ISP ricerca sul cancro

Le donazioni serviranno alla Fondazione per finanziare un piano di ampliamento dell’Istituto di Candiolo previsto per i prossimi anni e per arricchire di dotazioni tecnologiche sofisticate l’Istituto. Basta scegliere nella pagina principale delle casse automatiche la voce “DONAZIONI”, successivamente “FONDAZIONE PIEMONTESE RICERCA CANCRO” e digitare l’importo desiderato. Conclusa l’operazione, verrà rilasciata una apposita ricevuta utile ai fini della detrazione fiscale.

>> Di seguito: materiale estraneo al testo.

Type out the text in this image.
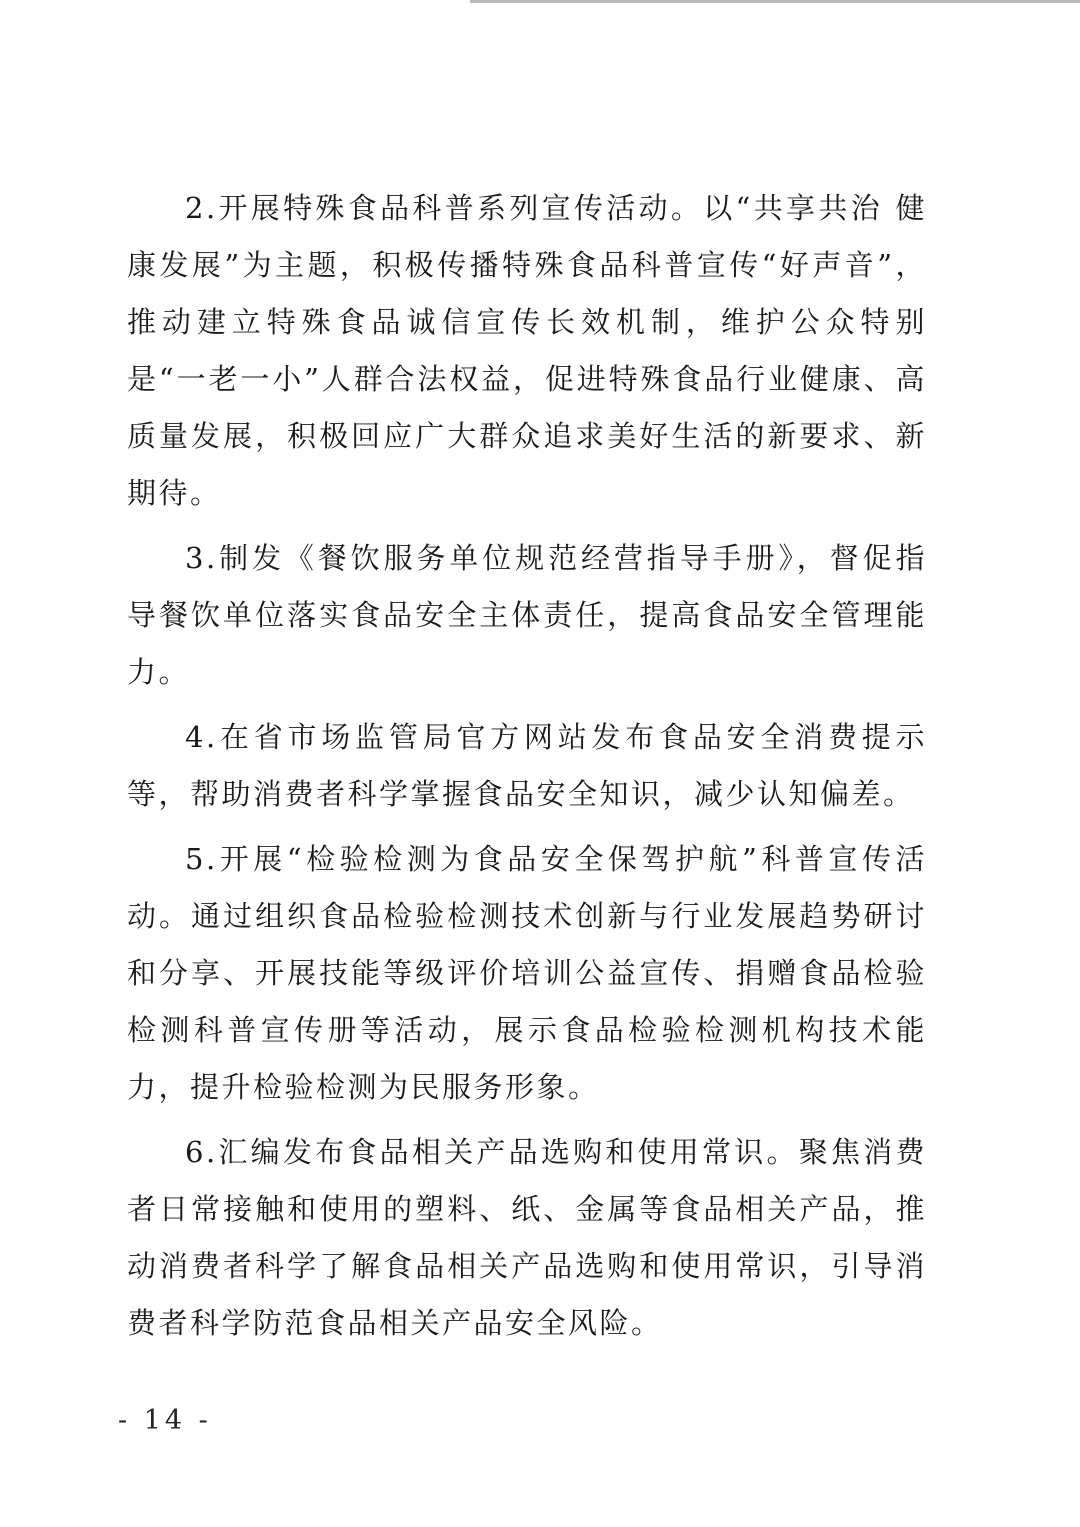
2.开展特殊食品科普系列宣传活动。以“共享共治 健康发展”为主题，积极传播特殊食品科普宣传“好声音”，推动建立特殊食品诚信宣传长效机制，维护公众特别是“一老一小”人群合法权益，促进特殊食品行业健康、高质量发展，积极回应广大群众追求美好生活的新要求、新期待。

3.制发《餐饮服务单位规范经营指导手册》，督促指导餐饮单位落实食品安全主体责任，提高食品安全管理能力。

4.在省市场监管局官方网站发布食品安全消费提示等，帮助消费者科学掌握食品安全知识，减少认知偏差。

5.开展“检验检测为食品安全保驾护航”科普宣传活动。通过组织食品检验检测技术创新与行业发展趋势研讨和分享、开展技能等级评价培训公益宣传、捐赠食品检验检测科普宣传册等活动，展示食品检验检测机构技术能力，提升检验检测为民服务形象。

6.汇编发布食品相关产品选购和使用常识。聚焦消费者日常接触和使用的塑料、纸、金属等食品相关产品，推动消费者科学了解食品相关产品选购和使用常识，引导消费者科学防范食品相关产品安全风险。

- 14 -
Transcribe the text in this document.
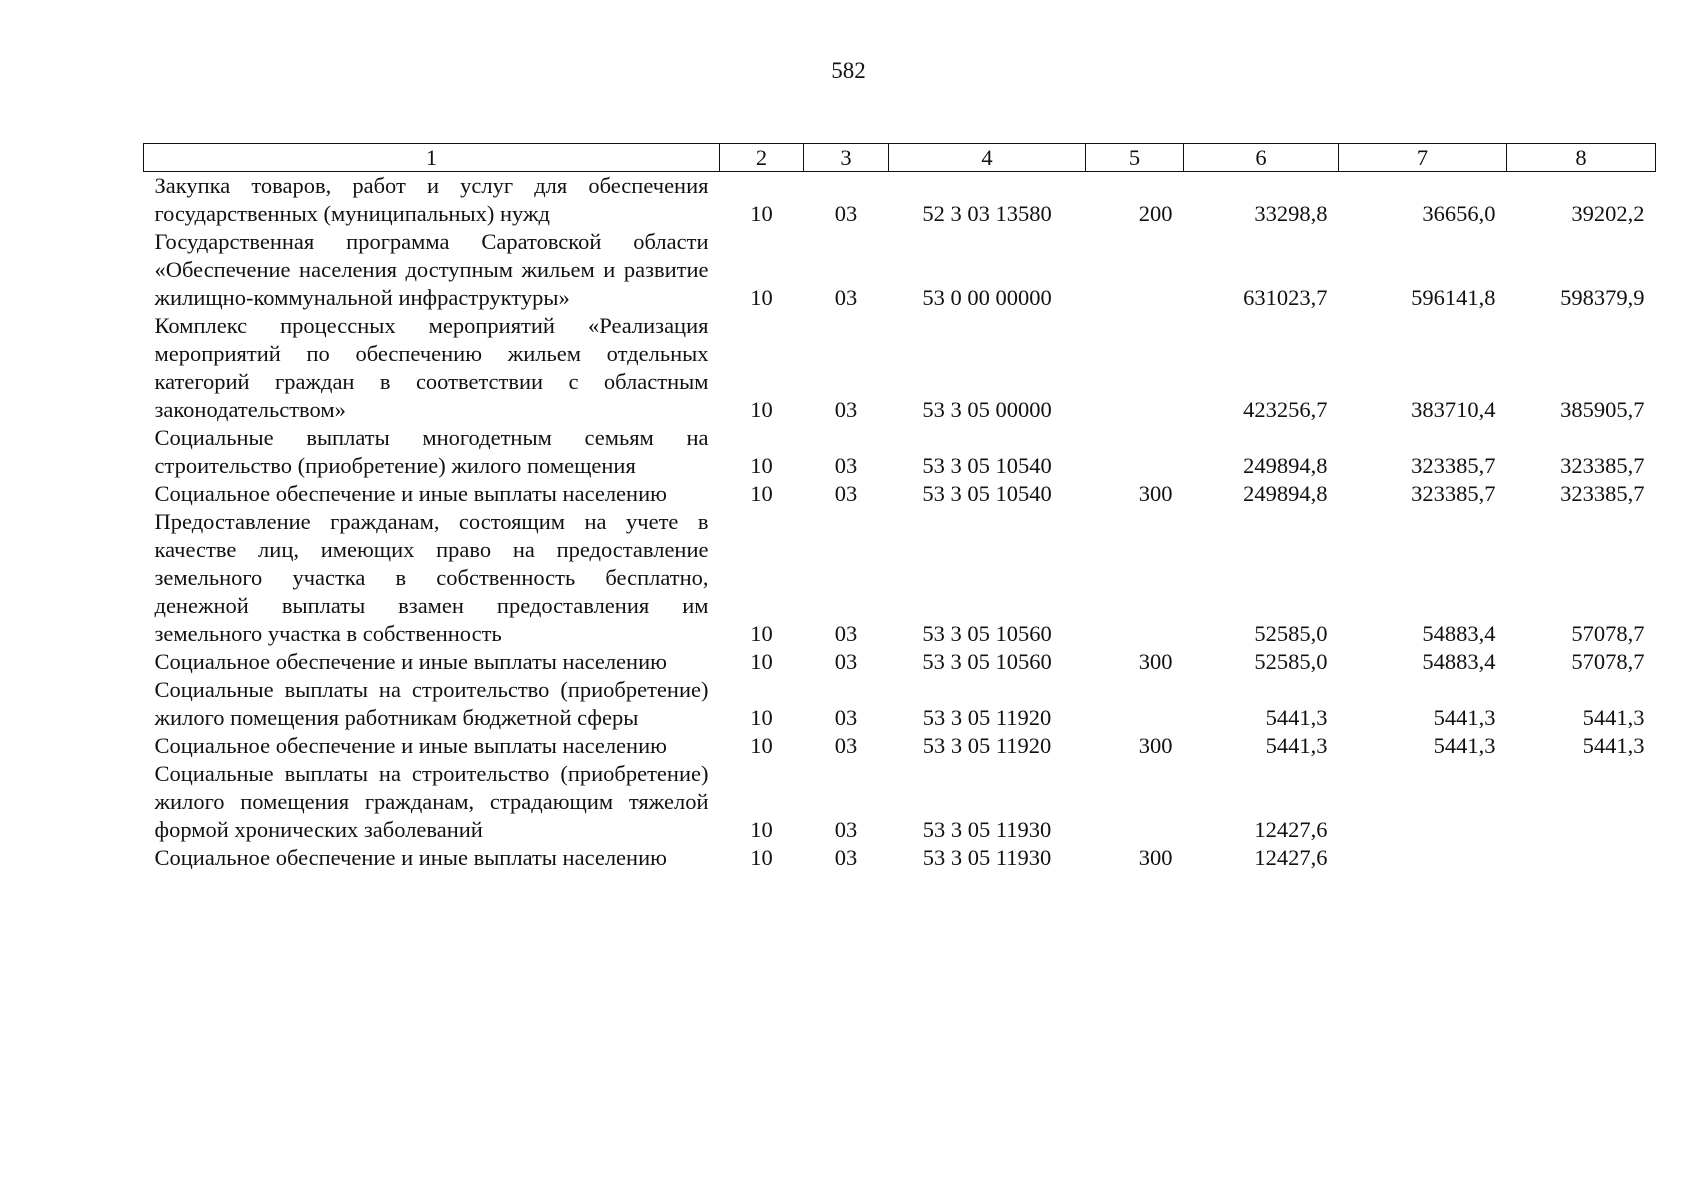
582
1	2	3	4	5	6	7	8
Закупка товаров, работ и услуг для обеспечения государственных (муниципальных) нужд	10	03	52 3 03 13580	200	33298,8	36656,0	39202,2
Государственная программа Саратовской области «Обеспечение населения доступным жильем и развитие жилищно-коммунальной инфраструктуры»	10	03	53 0 00 00000		631023,7	596141,8	598379,9
Комплекс процессных мероприятий «Реализация мероприятий по обеспечению жильем отдельных категорий граждан в соответствии с областным законодательством»	10	03	53 3 05 00000		423256,7	383710,4	385905,7
Социальные выплаты многодетным семьям на строительство (приобретение) жилого помещения	10	03	53 3 05 10540		249894,8	323385,7	323385,7
Социальное обеспечение и иные выплаты населению	10	03	53 3 05 10540	300	249894,8	323385,7	323385,7
Предоставление гражданам, состоящим на учете в качестве лиц, имеющих право на предоставление земельного участка в собственность бесплатно, денежной выплаты взамен предоставления им земельного участка в собственность	10	03	53 3 05 10560		52585,0	54883,4	57078,7
Социальное обеспечение и иные выплаты населению	10	03	53 3 05 10560	300	52585,0	54883,4	57078,7
Социальные выплаты на строительство (приобретение) жилого помещения работникам бюджетной сферы	10	03	53 3 05 11920		5441,3	5441,3	5441,3
Социальное обеспечение и иные выплаты населению	10	03	53 3 05 11920	300	5441,3	5441,3	5441,3
Социальные выплаты на строительство (приобретение) жилого помещения гражданам, страдающим тяжелой формой хронических заболеваний	10	03	53 3 05 11930		12427,6		
Социальное обеспечение и иные выплаты населению	10	03	53 3 05 11930	300	12427,6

L’Istituto di Candiolo è un centro di ricerca e cura del cancro italiano realizzato attraverso il sostegno di oltre 300mila donatori privati che, grazie alla loro generosità, ne hanno fatto un centro di rilievo internazionale. L’Istituto di Candiolo è anche l’unico “Istituto di Ricovero e Cura a Carattere Scientifico” del Piemonte, riconosciuto dal Ministero della Salute, è inserito nella Rete Oncologica del Piemonte e della Valle d’Aosta e le sue prestazioni sono fornite in convenzione col Servizio Sanitario Nazionale o in regime di libera professione. Ha iniziato la sua attività nel 1996 e da allora ha sviluppato nuovi spazi e servizi. Oggi si estende su 56.500 mq, di cui circa 10mila dedicati alla ricerca. A Candiolo lavorano circa 600 persone tra medici, ricercatori italiani e internazionali, infermieri, personale amministrativo e tecnici.